Wednesday, 18 February 2009

Driving across Spain

Yesterday we drove across Spain through Salamanca and Seville to the port of Tarifa. A beautiful drive across mountains in glorious sunshine. Again we drove for over 14 hours and slept as best we could in our vehicles at the dock. A can of Guinness has never been so welcome.

Teamed up along the road with some great brummies and a fire engine being driven by a mad but lovely Pakistani from the North of England, an Aussie arab who swears like a trooper and a circus performer from north Wales. All together for the same reason. We keep each other's morale going and carrying on everything from quizzes to story telling over the walkie talkies.

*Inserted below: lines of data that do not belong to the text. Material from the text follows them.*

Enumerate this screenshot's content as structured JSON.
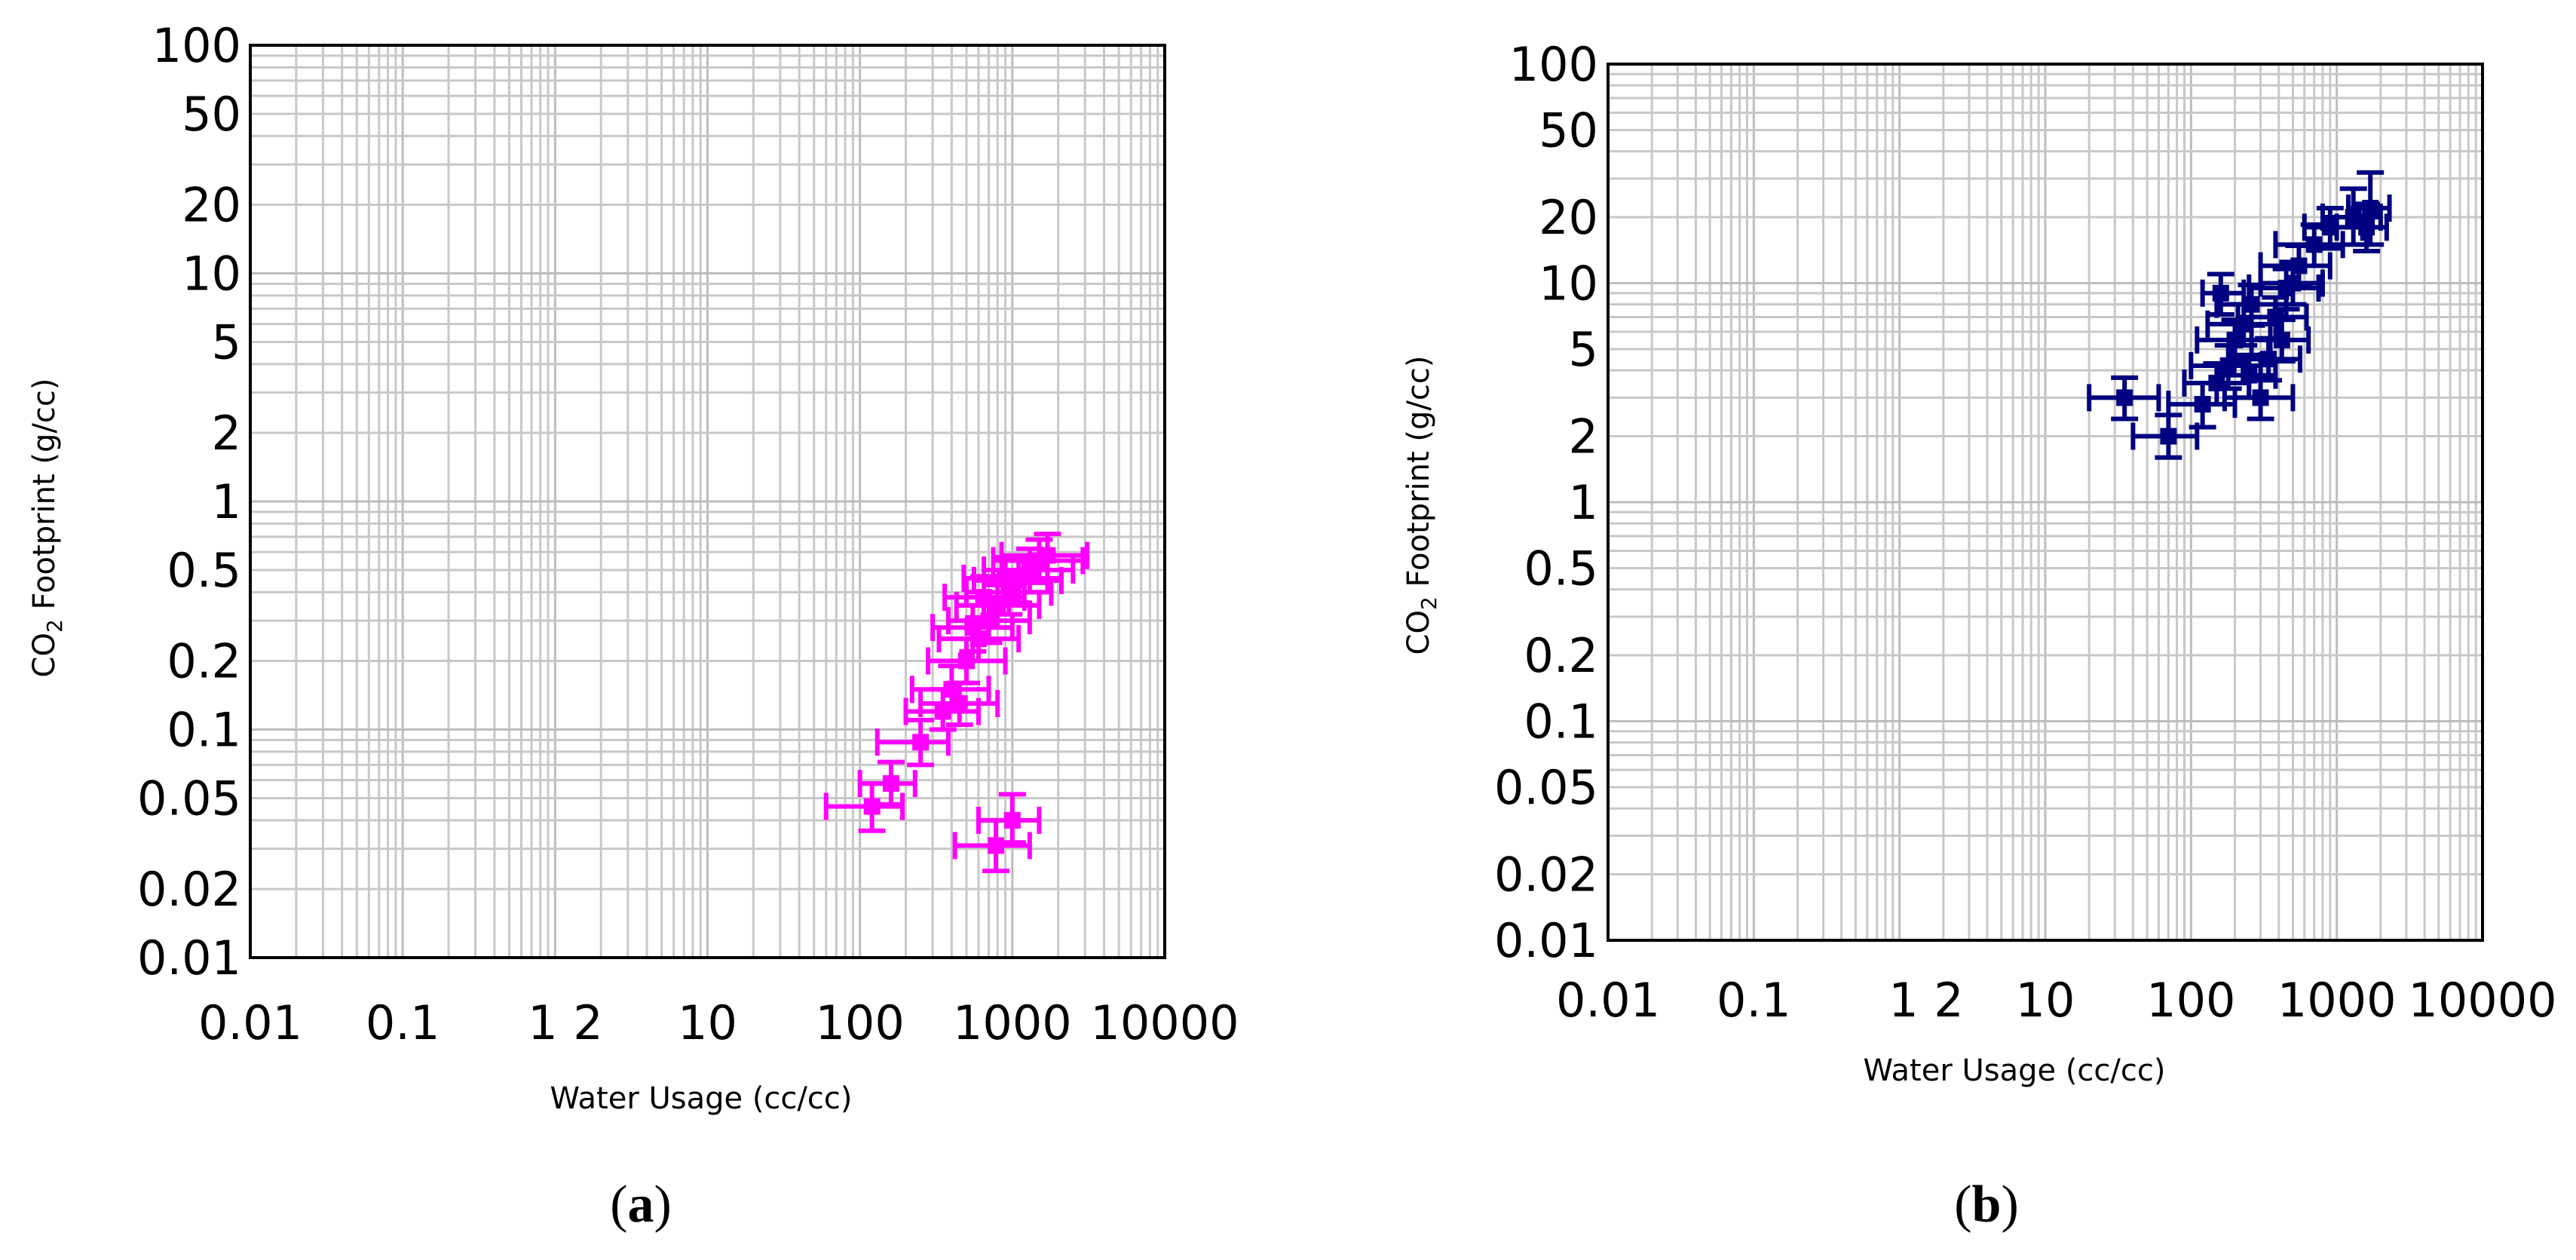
{
  "chart_data": [
    {
      "type": "scatter",
      "panel_label": "a",
      "xlabel": "Water Usage (cc/cc)",
      "ylabel_main": "CO",
      "ylabel_sub": "2",
      "ylabel_rest": " Footprint (g/cc)",
      "x_scale": "log",
      "y_scale": "log",
      "xlim": [
        0.01,
        10000
      ],
      "ylim": [
        0.01,
        100
      ],
      "x_tick_labels": [
        "0.01",
        "0.1",
        "1",
        "2",
        "10",
        "100",
        "1000",
        "10000"
      ],
      "y_tick_labels": [
        "0.01",
        "0.02",
        "0.05",
        "0.1",
        "0.2",
        "0.5",
        "1",
        "2",
        "5",
        "10",
        "20",
        "50",
        "100"
      ],
      "grid": true,
      "series_color": "#ff00ff",
      "points": [
        {
          "x": 120,
          "y": 0.046,
          "xerr": [
            60,
            190
          ],
          "yerr": [
            0.036,
            0.058
          ]
        },
        {
          "x": 160,
          "y": 0.058,
          "xerr": [
            100,
            230
          ],
          "yerr": [
            0.047,
            0.072
          ]
        },
        {
          "x": 250,
          "y": 0.088,
          "xerr": [
            130,
            380
          ],
          "yerr": [
            0.07,
            0.11
          ]
        },
        {
          "x": 1000,
          "y": 0.04,
          "xerr": [
            600,
            1500
          ],
          "yerr": [
            0.032,
            0.052
          ]
        },
        {
          "x": 780,
          "y": 0.031,
          "xerr": [
            420,
            1300
          ],
          "yerr": [
            0.024,
            0.04
          ]
        },
        {
          "x": 400,
          "y": 0.15,
          "xerr": [
            220,
            700
          ],
          "yerr": [
            0.12,
            0.19
          ]
        },
        {
          "x": 500,
          "y": 0.2,
          "xerr": [
            280,
            900
          ],
          "yerr": [
            0.16,
            0.25
          ]
        },
        {
          "x": 600,
          "y": 0.25,
          "xerr": [
            330,
            1100
          ],
          "yerr": [
            0.2,
            0.31
          ]
        },
        {
          "x": 700,
          "y": 0.3,
          "xerr": [
            380,
            1300
          ],
          "yerr": [
            0.24,
            0.37
          ]
        },
        {
          "x": 800,
          "y": 0.35,
          "xerr": [
            430,
            1500
          ],
          "yerr": [
            0.28,
            0.43
          ]
        },
        {
          "x": 950,
          "y": 0.4,
          "xerr": [
            500,
            1800
          ],
          "yerr": [
            0.32,
            0.5
          ]
        },
        {
          "x": 1100,
          "y": 0.45,
          "xerr": [
            560,
            2100
          ],
          "yerr": [
            0.36,
            0.56
          ]
        },
        {
          "x": 1300,
          "y": 0.5,
          "xerr": [
            650,
            2500
          ],
          "yerr": [
            0.4,
            0.62
          ]
        },
        {
          "x": 1500,
          "y": 0.55,
          "xerr": [
            750,
            2900
          ],
          "yerr": [
            0.44,
            0.68
          ]
        },
        {
          "x": 1700,
          "y": 0.58,
          "xerr": [
            850,
            3100
          ],
          "yerr": [
            0.46,
            0.72
          ]
        },
        {
          "x": 450,
          "y": 0.13,
          "xerr": [
            250,
            800
          ],
          "yerr": [
            0.105,
            0.16
          ]
        },
        {
          "x": 350,
          "y": 0.12,
          "xerr": [
            200,
            600
          ],
          "yerr": [
            0.1,
            0.15
          ]
        },
        {
          "x": 550,
          "y": 0.28,
          "xerr": [
            300,
            1000
          ],
          "yerr": [
            0.22,
            0.35
          ]
        },
        {
          "x": 650,
          "y": 0.38,
          "xerr": [
            360,
            1200
          ],
          "yerr": [
            0.3,
            0.47
          ]
        },
        {
          "x": 900,
          "y": 0.46,
          "xerr": [
            480,
            1700
          ],
          "yerr": [
            0.37,
            0.57
          ]
        }
      ]
    },
    {
      "type": "scatter",
      "panel_label": "b",
      "xlabel": "Water Usage (cc/cc)",
      "ylabel_main": "CO",
      "ylabel_sub": "2",
      "ylabel_rest": " Footprint (g/cc)",
      "x_scale": "log",
      "y_scale": "log",
      "xlim": [
        0.01,
        10000
      ],
      "ylim": [
        0.01,
        100
      ],
      "x_tick_labels": [
        "0.01",
        "0.1",
        "1",
        "2",
        "10",
        "100",
        "1000",
        "10000"
      ],
      "y_tick_labels": [
        "0.01",
        "0.02",
        "0.05",
        "0.1",
        "0.2",
        "0.5",
        "1",
        "2",
        "5",
        "10",
        "20",
        "50",
        "100"
      ],
      "grid": true,
      "series_color": "#000080",
      "points": [
        {
          "x": 35,
          "y": 3.0,
          "xerr": [
            20,
            60
          ],
          "yerr": [
            2.4,
            3.7
          ]
        },
        {
          "x": 70,
          "y": 2.0,
          "xerr": [
            40,
            110
          ],
          "yerr": [
            1.6,
            2.5
          ]
        },
        {
          "x": 120,
          "y": 2.8,
          "xerr": [
            70,
            200
          ],
          "yerr": [
            2.2,
            3.5
          ]
        },
        {
          "x": 150,
          "y": 3.5,
          "xerr": [
            90,
            250
          ],
          "yerr": [
            2.8,
            4.3
          ]
        },
        {
          "x": 180,
          "y": 4.2,
          "xerr": [
            100,
            300
          ],
          "yerr": [
            3.3,
            5.2
          ]
        },
        {
          "x": 200,
          "y": 5.5,
          "xerr": [
            110,
            350
          ],
          "yerr": [
            4.4,
            6.8
          ]
        },
        {
          "x": 230,
          "y": 6.5,
          "xerr": [
            130,
            400
          ],
          "yerr": [
            5.2,
            8.0
          ]
        },
        {
          "x": 260,
          "y": 8.0,
          "xerr": [
            150,
            450
          ],
          "yerr": [
            6.4,
            9.8
          ]
        },
        {
          "x": 160,
          "y": 9.0,
          "xerr": [
            120,
            230
          ],
          "yerr": [
            7.2,
            11
          ]
        },
        {
          "x": 300,
          "y": 3.0,
          "xerr": [
            170,
            500
          ],
          "yerr": [
            2.4,
            3.7
          ]
        },
        {
          "x": 340,
          "y": 4.5,
          "xerr": [
            190,
            560
          ],
          "yerr": [
            3.6,
            5.6
          ]
        },
        {
          "x": 380,
          "y": 7.0,
          "xerr": [
            210,
            620
          ],
          "yerr": [
            5.6,
            8.6
          ]
        },
        {
          "x": 450,
          "y": 9.5,
          "xerr": [
            250,
            750
          ],
          "yerr": [
            7.6,
            11.6
          ]
        },
        {
          "x": 550,
          "y": 12,
          "xerr": [
            300,
            900
          ],
          "yerr": [
            9.6,
            14.8
          ]
        },
        {
          "x": 700,
          "y": 15,
          "xerr": [
            380,
            1100
          ],
          "yerr": [
            12,
            18.5
          ]
        },
        {
          "x": 900,
          "y": 18,
          "xerr": [
            600,
            1500
          ],
          "yerr": [
            14.4,
            22
          ]
        },
        {
          "x": 1300,
          "y": 20,
          "xerr": [
            800,
            2000
          ],
          "yerr": [
            15,
            27
          ]
        },
        {
          "x": 1600,
          "y": 18,
          "xerr": [
            1000,
            2200
          ],
          "yerr": [
            14,
            23
          ]
        },
        {
          "x": 1700,
          "y": 22,
          "xerr": [
            1200,
            2300
          ],
          "yerr": [
            15,
            32
          ]
        },
        {
          "x": 420,
          "y": 5.5,
          "xerr": [
            260,
            640
          ],
          "yerr": [
            4.4,
            6.8
          ]
        },
        {
          "x": 250,
          "y": 3.8,
          "xerr": [
            160,
            380
          ],
          "yerr": [
            3.0,
            4.7
          ]
        },
        {
          "x": 500,
          "y": 10,
          "xerr": [
            300,
            800
          ],
          "yerr": [
            8,
            12.5
          ]
        }
      ]
    }
  ]
}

I'm now on a ferry to Tangier. From there we might stay with a team member's father or crack on into the new day. The convoy is supposed to be at a reception this afternoon but if its just another excuse for the so called leadership to blow smoke up their own ... then no one is interested. We are learning to do it for ourselves.

WE will get to Gaza!

Tuesday, 17 February 2009

Latest news...

John reversed over the laptop which of course wasn't meant to happen so no blog update possible yet. We roared laughing at George Galloway's description of events so far; "Civic reception in Bordeau" was actually some sandwiches in a community hall in a rough part of Begles, the official welcome in San Sebastian never happened because no one got there because of organisational chaos yesterday morning. And anyway it consisted of one man offering to align people's wheels and a "Rock Concert" which was a band who sang a couple of songs. The only reception we got was from para military police with machine guns. My point is not that heroics, solidarity, self sacrifice and immense effort aren't the reality but they are happening on the road not in the crap propaganda from the organisers who abandoned us and switched off their phones. We drove till 3am last night, got an hotel but many slept in their vehicles. We're heading for the ferry to Morocco today about 600 miles away.

The Spanish Police have stopped part of the convoy, confiscated the aid and searched everyone. Exhaustion is reaching critical point. Young Muslim radicals want the convoy run by Sharia Law. No democracy. No women group leaders, no non believers calling the shots. Their pride in their identity is admirable, but its capable of be chauvinistic. Their schooling in the Koran is remarkable but they have little education. Passing through the Somme some thought 1st World War was in 13th Century, others confused it with the American Civil War, another asked me if they had canons. Mark Twain once said that he wouldn't send a child of his to be schooled because he wanted them to have an education. I think he'd have little to say to these boys. as I am writing the Police are arriving and pulling vehicles over. More later...!

Ok, someone's been pulled over but we can't turn around to help them. My mission remains the same as the majority here, Muslim or non Muslim, to take humanitarian aid to Gaza. We do so out of compassion and a political determination to free all people to realise their potential.

One more remarkable thing I forgot to add. A woman at a service station met some of our crew and gave them a solid gold ring and all the clothes she had just been out buying for her own children.

Monday, 16 February 2009

Leaving Bordeau

Just leaving Bordeau to cross the Pyranees to San Sebastian in Basque Spain where there is a reception for us. Then onto Madrid. About 700 miles. More vehicles joining us. Will reach Gaza with 200 trucks, vans, ambulances, boats and a fire engine. Morale good. Tried to update last night couldn’t do it. Mind you, only had 3 hours sleep since Thursday, so was past it! Will try from Madrid tonight.

Leaving London

Leaving the rally in London was chaos. No one knew the way! My friend, dancer Phil Williams had to choreograph us from his motor bike before waving goodbye, as we headed for the ferry.
A good crossing meant food and 2 hours sleep. From Ostend we drove through the night stopping for two more hours sleep. We arrived in bordeau at 10.30 Sunday night, having been up since Thursday. Epic chaos, but all focussed and inspired by each other’s goodwill.